When I first met Hagar and we were in the throws of young love, I had a perception of what a military officer’s wife was like and it wasn’t me. I looked down my arrogant, young nose at those betrothed and thought I will never become one – ‘no way Jose’.
To me, the military officer’s spouse wore a Laura Ashley frock, twin-set and pearls, her husband’s rank on her sleeve, and she arranged the flowers for the Mess in her spare time. She frequented coffee mornings, twitched her curtains, monitoring the comings and goings of her neighbours, gossiping bitchily behind their back.

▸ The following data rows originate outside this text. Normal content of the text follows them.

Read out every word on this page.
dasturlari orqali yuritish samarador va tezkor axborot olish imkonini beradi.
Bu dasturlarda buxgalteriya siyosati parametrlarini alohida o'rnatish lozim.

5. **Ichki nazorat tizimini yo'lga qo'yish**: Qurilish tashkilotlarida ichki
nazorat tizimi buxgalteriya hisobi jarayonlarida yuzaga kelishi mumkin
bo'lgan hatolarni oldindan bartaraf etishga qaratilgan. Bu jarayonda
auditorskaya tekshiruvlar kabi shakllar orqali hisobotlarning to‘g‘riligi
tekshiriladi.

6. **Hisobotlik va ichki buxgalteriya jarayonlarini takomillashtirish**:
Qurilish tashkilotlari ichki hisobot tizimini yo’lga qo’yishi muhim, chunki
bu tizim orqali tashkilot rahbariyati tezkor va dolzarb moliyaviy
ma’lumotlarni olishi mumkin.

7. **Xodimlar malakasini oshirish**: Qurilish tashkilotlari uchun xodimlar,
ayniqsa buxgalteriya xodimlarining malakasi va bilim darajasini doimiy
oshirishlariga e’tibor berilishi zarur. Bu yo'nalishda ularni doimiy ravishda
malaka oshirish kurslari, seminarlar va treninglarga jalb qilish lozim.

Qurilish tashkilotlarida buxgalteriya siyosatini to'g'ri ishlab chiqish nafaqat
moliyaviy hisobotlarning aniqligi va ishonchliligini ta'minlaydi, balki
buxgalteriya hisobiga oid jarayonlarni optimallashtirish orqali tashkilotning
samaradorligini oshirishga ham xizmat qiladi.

I was smoking pot, wearing skate clothes; hoody, baggy trousers, unfeasibly large trainers; writing angry, satirical, feminist verse, surfing, adventuring, pushing boundaries. The military men fascinated me with their fast chat, powerful roles and unquestioning self-assurance. We clashed delightfully and passionately; spending long evenings of red wine fuelled, heated debates. Our battlefield for intellectual supremacy played out in late night games of Trivial Pursuit, Risk, Backgammon, The Name Game and Escape From Colditz.
Time passed and Hagar proposed. I sold out to feminism and accepted. The subjugation began, and nestled in the security and comfort of newly wed love, I tiptoed into the community I had readily dismissed at the beginning of our courtship. The real wives, and not the fictional versions that I had created and judged, became my friends. To be frank, there were some that fitted the stereotype, but not many, and they are a breed that time, and social evolution, are phasing away.
In these early days, I met a senior officer’s wife, who came to be my friend. I almost have some weird, officer’s wife crush on her because I admire her so much and I have gained so much inspiration from her. By profession she is an Occupational Psychotherapist so she, like me, loves to observe, dissect, question and ultimately, try to understand why, and how, we are who we are.
One night under the domination of the red wine mistress, we began a conversation that four years on we have yet to finish. What does the modern military wife look like? Who is she? How does she function in the modern military landscape? We both challenge the stereotype by who we are as people, and yet, the stereotype still pervades the military culture that we inhabit. In our red wine fuelled state, we dreamed a dream. To create a conference to gather modern military spouses and partners so that we can challenge the stereotype, but also, to find who we are, how are lives are constructed and what we need to help support our spouses and each other.